Now Mrs. Burnley tells of a suicide
suffered by a friend of her son's.
"It is something," she says,
"to lose a con-tem-po-rary."

Yes, he was dying from Hodgkins,
married only two years, I think;
two years and
didn't want to be a burden.

Can you blame him?

So he drove to Allentown and
dove off a bridge, a good way to go,
we presume,

But, alas, the bridge wasn't high enough,
Not one of the gigantic ones,
this was Allentown, you see,
a small city with small bridges.

So he dove
and lived
not for long,
but long enough.

"Why?" I asked Mrs. Burnley,
"why in God's name didn't he
drive further -
to Pittsburgh
the City of Three Rivers -
Surely the bridges are higher in Pittsburgh!”

Then stood on top,
gazed at the Steel Town and the
lit-up tall buildings,
thought of his wife's hair
her wedding eyes
the kids they'd never bear.

He could've dove at night
when the buildings were all lit up,
his figure would be just a
piece of coal
falling into the river below
a piece of coal dust
the color of his wife's eyes
falling onto one of the three rivers,
O, Widow that I am.

Now, after I published the Bridge Poem on my blog, a woman killed herself by jumping off a bridge in England. Oh-oh, I thought, I better take it off the Internet so no one gets any ideas.

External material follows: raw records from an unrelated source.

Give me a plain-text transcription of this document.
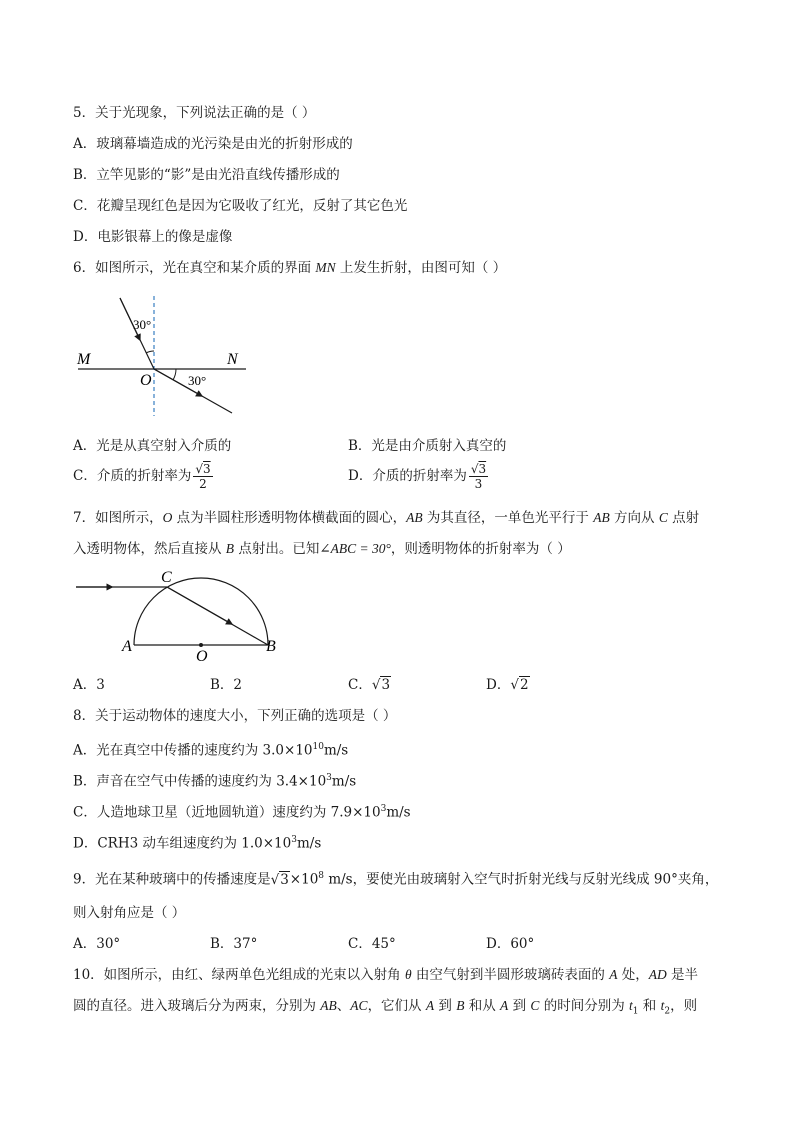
5．关于光现象，下列说法正确的是（ ）
A．玻璃幕墙造成的光污染是由光的折射形成的
B．立竿见影的“影”是由光沿直线传播形成的
C．花瓣呈现红色是因为它吸收了红光，反射了其它色光
D．电影银幕上的像是虚像
6．如图所示，光在真空和某介质的界面 MN 上发生折射，由图可知（ ）
30°
30°
M	N
O
A．光是从真空射入介质的	B．光是由介质射入真空的
C．介质的折射率为 $\frac{√3}{2}$	D．介质的折射率为 $\frac{√3}{3}$
7．如图所示，O 点为半圆柱形透明物体横截面的圆心，AB 为其直径，一单色光平行于 AB 方向从 C 点射
入透明物体，然后直接从 B 点射出。已知∠ABC = 30°，则透明物体的折射率为（ ）
C
A	B
O
A．3	B．2	C．√3	D．√2
8．关于运动物体的速度大小，下列正确的选项是（ ）
A．光在真空中传播的速度约为 $3.0\times 10^{10}m/s$
B．声音在空气中传播的速度约为 $3.4\times 10^3m/s$
C．人造地球卫星（近地圆轨道）速度约为 $7.9\times 10^3m/s$
D．CRH3 动车组速度约为 $1.0\times 10^3m/s$
9．光在某种玻璃中的传播速度是$√3\times 10^8$ m/s，要使光由玻璃射入空气时折射光线与反射光线成 90°夹角，
则入射角应是（ ）
A．30°	B．37°	C．45°	D．60°
10．如图所示，由红、绿两单色光组成的光束以入射角 θ 由空气射到半圆形玻璃砖表面的 A 处，AD 是半
圆的直径。进入玻璃后分为两束，分别为 AB、AC，它们从 A 到 B 和从 A 到 C 的时间分别为 $t_1$ 和 $t_2$，则
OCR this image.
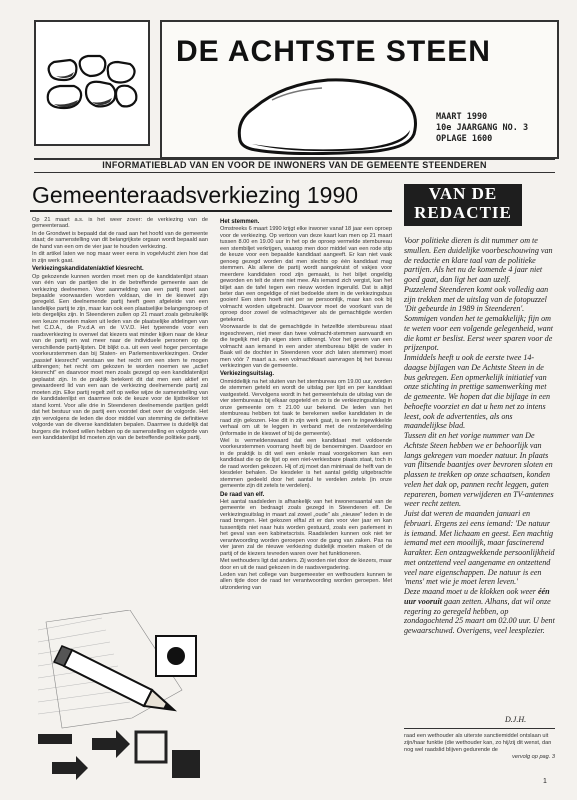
DE ACHTSTE STEEN
MAART 1990
10e JAARGANG NO. 3
OPLAGE 1600
INFORMATIEBLAD VAN EN VOOR DE INWONERS VAN DE GEMEENTE STEENDEREN
Gemeenteraadsverkiezing 1990

Op 21 maart a.s. is het weer zover: de verkiezing van de gemeenteraad.

In de Grondwet is bepaald dat de raad aan het hoofd van de gemeente staat; de samenstelling van dit belangrijkste orgaan wordt bepaald aan de hand van een om de vier jaar te houden verkiezing.

In dit artikel laten we nog maar weer eens in vogelvlucht zien hoe dat in zijn werk gaat.

Verkiezingskandidaten/aktief kiesrecht.

Op gekozende kunnen worden moet men op de kandidatenlijst staan van één van de partijen die in de betreffende gemeente aan de verkiezing deelnemen. Voor aanmelding van een partij moet aan bepaalde voorwaarden worden voldaan, die in de kieswet zijn geregeld. Een deelnemende partij heeft geen afgeleide van een landelijke partij te zijn, maar kan ook een plaatselijke belangengroep of iets dergelijks zijn. In Steenderen zullen op 21 maart zoals gebruikelijk een keuze moeten maken uit leden van de plaatselijke afdelingen van het C.D.A., de P.v.d.A en de V.V.D. Het typerende voor een raadsverkiezing is overwel dat kiezers wat minder kijken naar de kleur van de partij en wat meer naar de individuele personen op de verschillende partij-lijsten. Dit blijkt o.a. uit een veel hoger percentage voorkeurstemmen dan bij Staten- en Parlementsverkiezingen. Onder „passief kiesrecht" verstaan we het recht om een stem te mogen uitbrengen; het recht om gekozen te worden noemen we „actief kiesrecht" en daarvoor moet men zoals gezegd op een kandidatenlijst geplaatst zijn. In de praktijk betekent dit dat men een aktief en gewaardeerd lid van een aan de verkiezing deelnemende partij zal moeten zijn. Elke partij regelt zelf op welke wijze de samenstelling van de kandidatenlijst en daarmee ook de keuze voor de lijsttrekker tot stand komt. Voor alle drie in Steenderen deelnemende partijen geldt dat het bestuur van de partij een voorstel doet over de volgorde. Het zijn vervolgens de leden die door middel van stemming de definitieve volgorde van de diverse kandidaten bepalen. Daarmee is duidelijk dat burgers die invloed willen hebben op de samenstelling en volgorde van een kandidatenlijst lid moeten zijn van de betreffende politieke partij.

Het stemmen.

Omstreeks 6 maart 1990 krijgt elke inwoner vanaf 18 jaar een oproep voor de verkiezing. Op vertoon van deze kaart kan men op 21 maart tussen 8.00 en 19.00 uur in het op de oproep vermelde stembureau een stembiljet verkrijgen, waarop men door middel van een rode stip de keuze voor een bepaalde kandidaat aangeeft. Er kan niet vaak genoeg gezegd worden dat men slechts op één kandidaat mag stemmen. Als allene de partij wordt aangekruist of vakjes voor meerdere kandidaten rood zijn gemaakt, is het biljet ongeldig geworden en telt de stem niet mee. Als iemand zich vergist, kan het biljet aan de tafel tegen een nieuw worden ingeruild. Dat is altijd beter dan een ongeldige of niet bedoelde stem in de verkiezingsbus gooien! Een stem hoeft niet per se persoonlijk, maar kan ook bij volmacht worden uitgebracht. Daarvoor moet de voorkant van de oproep door zowel de volmachtgever als de gemachtigde worden getekend.

Voorwaarde is dat de gemachtigde in hetzelfde stembureau staat ingeschreven, niet meer dan twee volmacht-stemmen aanvaardt en die tegelijk met zijn eigen stem uitbrengt. Voor het geven van een volmacht aan iemand in een ander stembureau blijkt de vader in Baak wil de dochter in Steenderen voor zich laten stemmen) moet men vóór 7 maart a.s. een volmachtkaart aanvragen bij het bureau verkiezingen van de gemeente.

Verkiezingsuitslag.

Onmiddellijk na het sluiten van het stembureau om 19.00 uur, worden de stemmen geteld en wordt de uitslag per lijst en per kandidaat vastgesteld. Vervolgens wordt in het gemeentehuis de uitslag van de vier stembureaus bij elkaar opgeteld en zo is de verkiezingsuitslag in onze gemeente om ± 21.00 uur bekend. De leden van het stembureau hebben tot taak te berekenen welke kandidaten in de raad zijn gekozen. Hoe dit in zijn werk gaat, is een te ingewikkelde verhaal om uit te leggen in verband met de restzetelverdeling (informatie in de kieswet of bij de gemeente).

Wel is vermeldenswaard dat een kandidaat met voldoende voorkeurstemmen voorrang heeft bij de benoemingen. Daardoor en in de praktijk is dit wel een enkele maal voorgekomen kan een kandidaat die op de lijst op een niet-verkiesbare plaats staat, toch in de raad worden gekozen. Hij of zij moet dan minimaal de helft van de kiesdeler behalen. De kiesdeler is het aantal geldig uitgebrachte stemmen gedeeld door het aantal te verdelen zetels (in onze gemeente zijn dit zetels te verdelen).

De raad van elf.

Het aantal raadsleden is afhankelijk van het inwonersaantal van de gemeente en bedraagt zoals gezegd in Steenderen elf. De verkiezingsuitslag in maart zal zowel „oude" als „nieuwe" leden in de raad brengen. Het gekozen elftal zit er dan voor vier jaar en kan tussentijds niet naar huis worden gestuurd, zoals een parlement in het geval van een kabinetscrisis. Raadsleden kunnen ook niet ter verantwoording worden geroepen voor de gang van zaken. Pas na vier jaren zal de nieuwe verkiezing duidelijk moeten maken of de partij of de kiezers tevreden waren over het funktioneren.

Met wethouders ligt dat anders. Zij worden niet door de kiezers, maar door en uit de raad gekozen in de raadsvergadering.

Leden van het college van burgemeester en wethouders kunnen te allen tijde door de raad ter verantwoording worden geroepen. Met uitzondering van

VAN DE
REDACTIE

Voor politieke dieren is dit nummer om te smullen. Een duidelijke voorbeschouwing van de redactie en klare taal van de politieke partijen. Als het nu de komende 4 jaar niet goed gaat, dan ligt het aan uzelf.

Puzzelend Steenderen komt ook volledig aan zijn trekken met de uitslag van de fotopuzzel 'Dit gebeurde in 1989 in Steenderen'. Sommigen vonden het te gemakkelijk; fijn om te weten voor een volgende gelegenheid, want die komt er beslist. Eerst weer sparen voor de prijzenpot.

Inmiddels heeft u ook de eerste twee 14-daagse bijlagen van De Achtste Steen in de bus gekregen. Een opmerkelijk initiatief van onze stichting in prettige samenwerking met de gemeente. We hopen dat die bijlage in een behoefte voorziet en dat u hem net zo intens leest, ook de advertenties, als ons maandelijkse blad.

Tussen dit en het vorige nummer van De Achtste Steen hebben we er behoorlijk van langs gekregen van moeder natuur. In plaats van flitsende baantjes over bevroren sloten en plassen te trekken op onze schaatsen, konden velen het dak op, pannen recht leggen, gaten repareren, bomen verwijderen en TV-antennes weer recht zetten.

Juist dat weren de maanden januari en februari. Ergens zei eens iemand: 'De natuur is iemand. Met lichaam en geest. Een machtig iemand met een mooilijk, maar fascinerend karakter. Een ontzagwekkende persoonlijkheid met ontzettend veel aangename en ontzettend veel nare eigenschappen. De natuur is een 'mens' met wie je moet leren leven.'

Deze maand moet u de klokken ook weer één uur vooruit gaan zetten. Alhans, dat wil onze regering zo geregeld hebben, op zondagochtend 25 maart om 02.00 uur. U bent gewaarschuwd. Overigens, veel leesplezier.

D.J.H.
raad een wethouder als uiterste sanctiemiddel ontslaan uit zijn/haar funktie (die wethouder kan, zo hij/zij dit wenst, dan nog wel raadslid blijven gedurende de
vervolg op pag. 3
1
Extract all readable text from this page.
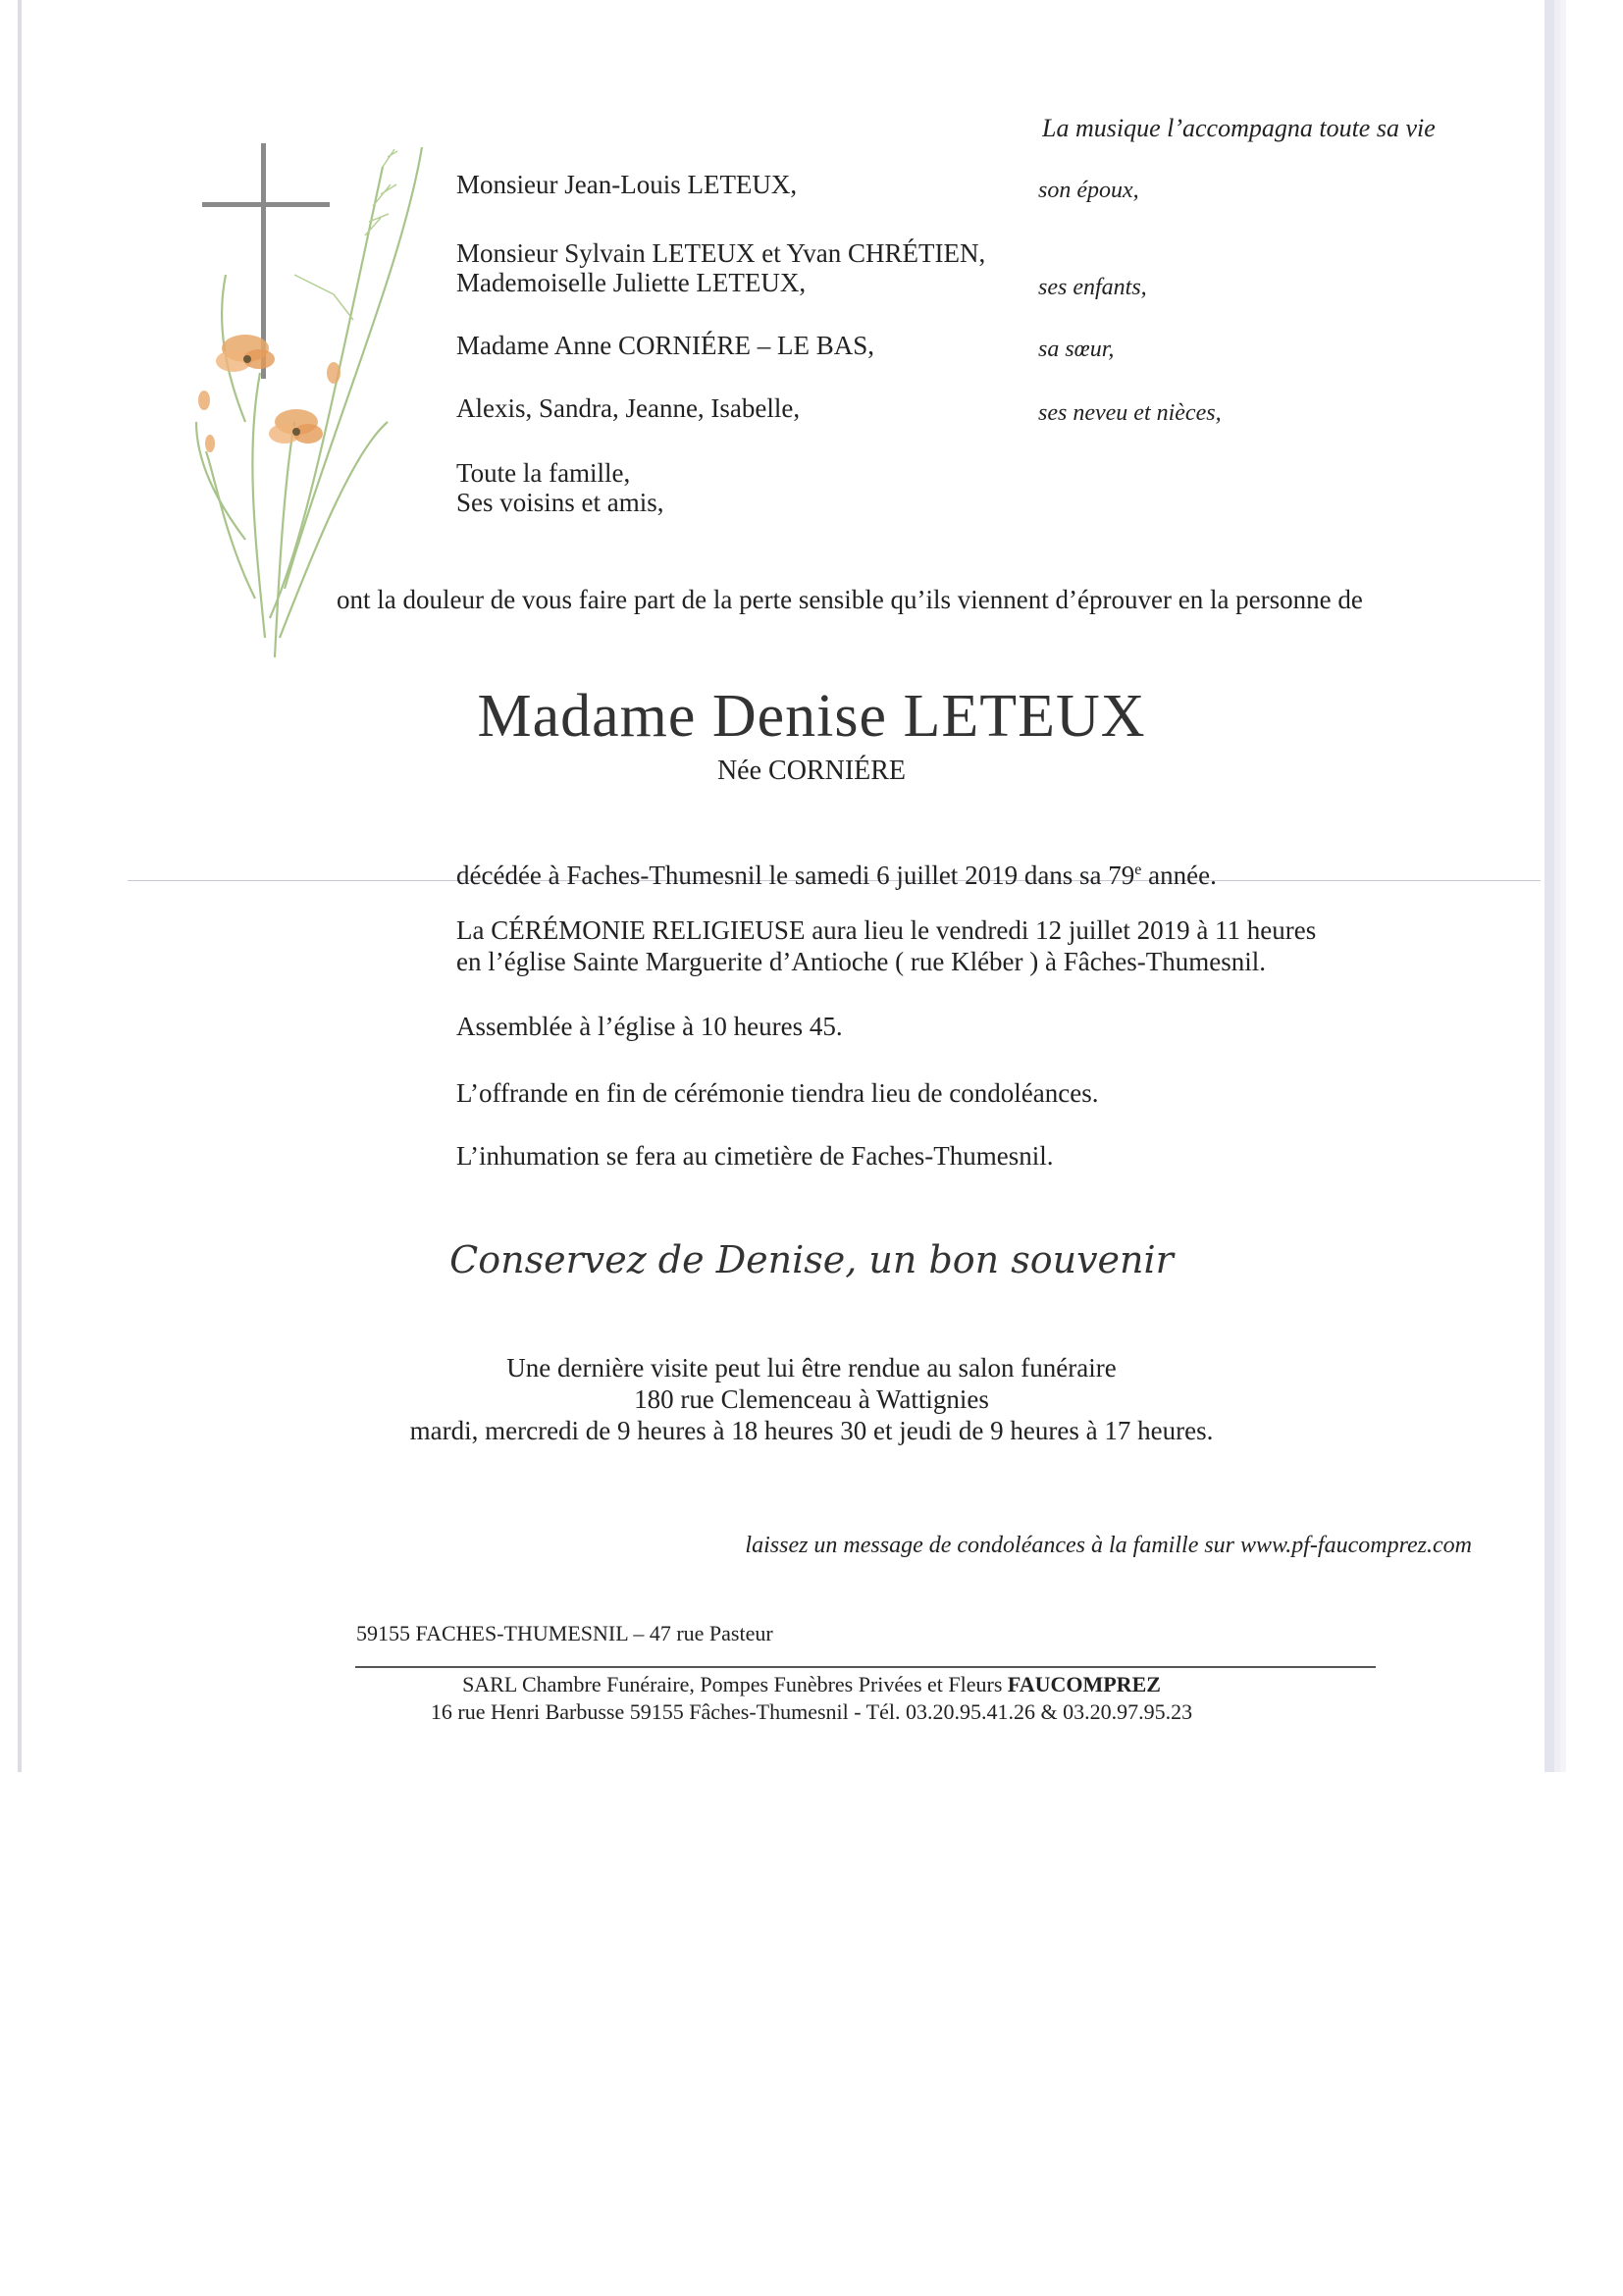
La musique l’accompagna toute sa vie
Monsieur Jean-Louis LETEUX,	son époux,
Monsieur Sylvain LETEUX et Yvan CHRÉTIEN,
Mademoiselle Juliette LETEUX,	ses enfants,
Madame Anne CORNIÉRE – LE BAS,	sa sœur,
Alexis, Sandra, Jeanne, Isabelle,	ses neveu et nièces,
Toute la famille,
Ses voisins et amis,
ont la douleur de vous faire part de la perte sensible qu’ils viennent d’éprouver en la personne de
Madame Denise LETEUX
Née CORNIÉRE
décédée à Faches-Thumesnil le samedi 6 juillet 2019 dans sa 79e année.
La CÉRÉMONIE RELIGIEUSE aura lieu le vendredi 12 juillet 2019 à 11 heures
en l’église Sainte Marguerite d’Antioche ( rue Kléber ) à Fâches-Thumesnil.
Assemblée à l’église à 10 heures 45.
L’offrande en fin de cérémonie tiendra lieu de condoléances.
L’inhumation se fera au cimetière de Faches-Thumesnil.
Conservez de Denise, un bon souvenir
Une dernière visite peut lui être rendue au salon funéraire
180 rue Clemenceau à Wattignies
mardi, mercredi de 9 heures à 18 heures 30 et jeudi de 9 heures à 17 heures.
laissez un message de condoléances à la famille sur www.pf-faucomprez.com
59155 FACHES-THUMESNIL – 47 rue Pasteur
SARL Chambre Funéraire, Pompes Funèbres Privées et Fleurs FAUCOMPREZ
16 rue Henri Barbusse 59155 Fâches-Thumesnil - Tél. 03.20.95.41.26 & 03.20.97.95.23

So, don't get any ideas, you hear?

1 comment:

  1. Oh very nice! Did she ever get to see these poems? I love what they say, how they say it and mostly the stories not told that lie behind the words and at which you hint or give us a taste. She must have made quite an impression for you to have written four poems in tribute to her.

    Thanks so much for sharing these.